Introduction

What is The New Yorker? I know it’s a great magazine and that it’s a tremendous source of pleasure in my life. But what exactly is it? This blog’s premise is that The New Yorker is a work of art, as worthy of comment and analysis as, say, Keats’s “Ode on a Grecian Urn.” Each week I review one or more aspects of the magazine’s latest issue. I suppose it’s possible to describe and analyze an entire issue, but I prefer to keep my reviews brief, and so I usually focus on just one or two pieces, to explore in each the signature style of its author. A piece by Nick Paumgarten is not like a piece by Jill Lepore, and neither is like a piece by Ian Frazier. One could not mistake Collins for Seabrook, or Bilger for Goldfield, or Mogelson for Kolbert. Each has found a style, and it is that style that I respond to as I read, and want to understand and describe.

Friday, July 9, 2021

July 5, 2021 Issue

An excellent Talk story in this week’s issue – Robert Sullivan’s “A Two-Hour Tour.” It’s about an expedition to a sunken island called Oyster Island located a half-mile southwest of the Statue of Liberty.
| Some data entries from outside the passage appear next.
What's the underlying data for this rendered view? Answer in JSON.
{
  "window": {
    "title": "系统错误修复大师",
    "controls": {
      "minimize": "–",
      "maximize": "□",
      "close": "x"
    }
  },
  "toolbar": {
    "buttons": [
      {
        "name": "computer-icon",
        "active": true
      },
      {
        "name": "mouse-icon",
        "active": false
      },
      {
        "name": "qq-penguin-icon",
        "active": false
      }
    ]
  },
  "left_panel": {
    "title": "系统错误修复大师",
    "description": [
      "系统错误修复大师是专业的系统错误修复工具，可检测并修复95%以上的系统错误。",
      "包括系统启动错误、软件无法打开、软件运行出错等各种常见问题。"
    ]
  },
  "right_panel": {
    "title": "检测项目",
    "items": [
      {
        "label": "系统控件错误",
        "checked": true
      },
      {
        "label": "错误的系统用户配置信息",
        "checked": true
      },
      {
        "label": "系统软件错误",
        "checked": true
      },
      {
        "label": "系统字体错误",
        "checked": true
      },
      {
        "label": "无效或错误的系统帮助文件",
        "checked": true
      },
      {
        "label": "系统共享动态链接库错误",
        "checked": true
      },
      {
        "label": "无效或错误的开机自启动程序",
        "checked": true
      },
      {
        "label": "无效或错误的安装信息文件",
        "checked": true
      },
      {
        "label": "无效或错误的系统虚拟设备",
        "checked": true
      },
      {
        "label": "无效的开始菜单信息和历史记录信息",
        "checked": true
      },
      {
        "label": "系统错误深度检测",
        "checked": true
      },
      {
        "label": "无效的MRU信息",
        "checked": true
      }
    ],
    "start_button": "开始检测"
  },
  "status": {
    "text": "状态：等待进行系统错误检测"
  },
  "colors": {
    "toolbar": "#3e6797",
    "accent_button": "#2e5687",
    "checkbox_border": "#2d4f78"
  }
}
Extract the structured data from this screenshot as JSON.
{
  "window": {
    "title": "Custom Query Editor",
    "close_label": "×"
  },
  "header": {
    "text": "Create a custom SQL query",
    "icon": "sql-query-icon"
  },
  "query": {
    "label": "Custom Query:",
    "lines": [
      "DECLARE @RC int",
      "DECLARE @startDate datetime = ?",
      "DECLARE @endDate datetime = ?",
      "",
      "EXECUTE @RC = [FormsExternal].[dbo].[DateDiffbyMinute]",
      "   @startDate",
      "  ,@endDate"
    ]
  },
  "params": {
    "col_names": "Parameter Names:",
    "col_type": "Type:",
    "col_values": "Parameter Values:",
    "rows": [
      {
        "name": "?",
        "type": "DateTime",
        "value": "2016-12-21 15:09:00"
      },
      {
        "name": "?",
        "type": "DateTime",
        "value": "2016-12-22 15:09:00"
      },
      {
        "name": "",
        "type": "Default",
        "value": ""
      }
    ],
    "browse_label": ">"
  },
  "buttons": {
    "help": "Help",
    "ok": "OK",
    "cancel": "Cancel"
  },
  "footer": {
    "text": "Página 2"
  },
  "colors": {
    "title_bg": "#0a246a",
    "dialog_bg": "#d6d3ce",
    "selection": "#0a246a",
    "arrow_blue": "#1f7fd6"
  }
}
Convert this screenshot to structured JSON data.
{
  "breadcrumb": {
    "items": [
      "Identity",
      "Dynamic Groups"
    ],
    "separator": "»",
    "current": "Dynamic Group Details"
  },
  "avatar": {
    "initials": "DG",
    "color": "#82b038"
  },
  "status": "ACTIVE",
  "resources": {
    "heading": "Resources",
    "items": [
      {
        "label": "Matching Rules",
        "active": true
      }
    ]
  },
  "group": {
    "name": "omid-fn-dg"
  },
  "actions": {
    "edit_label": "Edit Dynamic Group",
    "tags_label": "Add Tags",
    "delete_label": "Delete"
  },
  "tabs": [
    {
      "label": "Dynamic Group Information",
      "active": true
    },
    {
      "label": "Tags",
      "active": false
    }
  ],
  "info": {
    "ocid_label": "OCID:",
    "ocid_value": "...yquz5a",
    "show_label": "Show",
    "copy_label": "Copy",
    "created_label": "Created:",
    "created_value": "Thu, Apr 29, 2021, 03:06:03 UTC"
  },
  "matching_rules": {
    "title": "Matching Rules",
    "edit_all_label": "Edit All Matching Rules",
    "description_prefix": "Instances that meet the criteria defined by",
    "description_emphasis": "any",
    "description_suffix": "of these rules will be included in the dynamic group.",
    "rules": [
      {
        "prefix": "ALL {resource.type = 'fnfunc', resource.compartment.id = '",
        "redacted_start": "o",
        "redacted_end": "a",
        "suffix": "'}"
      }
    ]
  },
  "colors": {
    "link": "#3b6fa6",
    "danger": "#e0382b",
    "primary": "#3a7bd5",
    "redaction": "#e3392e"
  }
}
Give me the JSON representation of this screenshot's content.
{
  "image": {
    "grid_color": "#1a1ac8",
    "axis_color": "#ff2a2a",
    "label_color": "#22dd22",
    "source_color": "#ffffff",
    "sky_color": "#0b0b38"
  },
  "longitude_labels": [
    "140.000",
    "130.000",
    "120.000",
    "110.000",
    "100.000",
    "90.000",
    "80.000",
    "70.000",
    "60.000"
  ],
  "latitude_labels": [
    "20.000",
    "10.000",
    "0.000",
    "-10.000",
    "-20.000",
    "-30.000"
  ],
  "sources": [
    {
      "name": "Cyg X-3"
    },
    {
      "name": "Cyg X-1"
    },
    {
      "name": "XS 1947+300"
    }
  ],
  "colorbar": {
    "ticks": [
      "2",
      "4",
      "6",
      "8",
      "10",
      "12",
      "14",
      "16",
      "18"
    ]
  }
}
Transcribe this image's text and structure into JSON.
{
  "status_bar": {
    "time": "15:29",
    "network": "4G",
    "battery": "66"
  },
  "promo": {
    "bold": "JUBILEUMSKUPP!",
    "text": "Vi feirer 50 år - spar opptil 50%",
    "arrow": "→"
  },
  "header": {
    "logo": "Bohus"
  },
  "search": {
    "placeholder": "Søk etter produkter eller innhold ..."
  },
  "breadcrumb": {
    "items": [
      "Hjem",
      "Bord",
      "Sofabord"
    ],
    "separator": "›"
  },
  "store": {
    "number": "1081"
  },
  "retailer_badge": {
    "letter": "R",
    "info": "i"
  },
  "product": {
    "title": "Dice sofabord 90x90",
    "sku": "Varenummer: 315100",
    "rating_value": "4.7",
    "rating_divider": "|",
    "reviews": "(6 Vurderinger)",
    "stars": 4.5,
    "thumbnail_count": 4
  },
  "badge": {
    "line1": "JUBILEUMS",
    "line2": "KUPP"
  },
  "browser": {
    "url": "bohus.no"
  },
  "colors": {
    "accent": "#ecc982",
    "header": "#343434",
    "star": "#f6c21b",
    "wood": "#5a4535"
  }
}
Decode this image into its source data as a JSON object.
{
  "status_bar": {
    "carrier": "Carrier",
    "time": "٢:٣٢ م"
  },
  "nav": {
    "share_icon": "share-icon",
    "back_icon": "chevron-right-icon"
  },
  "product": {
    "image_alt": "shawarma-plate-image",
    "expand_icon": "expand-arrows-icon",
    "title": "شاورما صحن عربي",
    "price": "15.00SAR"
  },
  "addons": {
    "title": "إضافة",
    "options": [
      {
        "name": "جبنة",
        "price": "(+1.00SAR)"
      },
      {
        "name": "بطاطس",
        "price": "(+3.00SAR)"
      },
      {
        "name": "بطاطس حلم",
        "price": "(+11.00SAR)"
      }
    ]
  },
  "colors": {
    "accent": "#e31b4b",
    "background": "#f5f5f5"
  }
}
Occasionally, “when the moon is both full and especially close,” the island appears for a couple of hours. This is what happened a few of weeks ago, “when an unusually low tide offered a two-hour window during which a small group landed there to explore.” What a great subject! Sullivan is the perfect writer for it. He’s a Talk story wizard: see, for example, his great “Say Cheese” (September 13, 2010). He’s also the author of three of my favourite books – The Meadowlands (1998), A Whale Hunt (2002), and Cross Country (2006).

In “A Two-Hour Tour,” he writes,

Six people arrived on the island’s west coast in two groups, the first from Brooklyn, via the East River, a few miles away; the second about twenty minutes later, via the North American mainland (New Jersey). For the second group, approaching from Liberty State Park, the island’s desperately low profile made the first group’s members appear as if they were walking on water. By the time the second group arrived, the islandness of the suddenly appearing landform was clear: a parenthesis-shaped beach, thicker and higher in the middle, with rocky bars tapering at each end. 

I relish Sullivan’s details. For example:

A quick investigation of the island’s flora and fauna turned up razor clams; moon snails; lots of oyster shells without oysters; mussels, buried just beneath the surface of the island (seemingly held in place by large rocks, a possible geologic key to the island’s tenacity); a red-beard sponge, or Microciona prolifera; and, on the edge of the lee side, green seaweed that had colonized the inside of an automobile tire, a green harbor within a harbor. 

His description of the explorers’ picnic is terrific:

A picnic was laid out on a blanket on the island’s high point, at an elevation of maybe a foot above the water—though still technically below sea level. The view from what served briefly as Oyster Island Heights offered a panorama of the city: Todt Hill, on Staten Island; the hills of Green-Wood Cemetery, in Brooklyn; the Brooklyn, Manhattan, and Williamsburg Bridges fighting to outdo one another over the East River; the newly constructed hills of Governors Island; and the glass towers of downtown Brooklyn, Manhattan, and Jersey City, all mingling like a single spiny creature.

That last sentence is inspired! The whole piece is inspired! I enjoyed it immensely.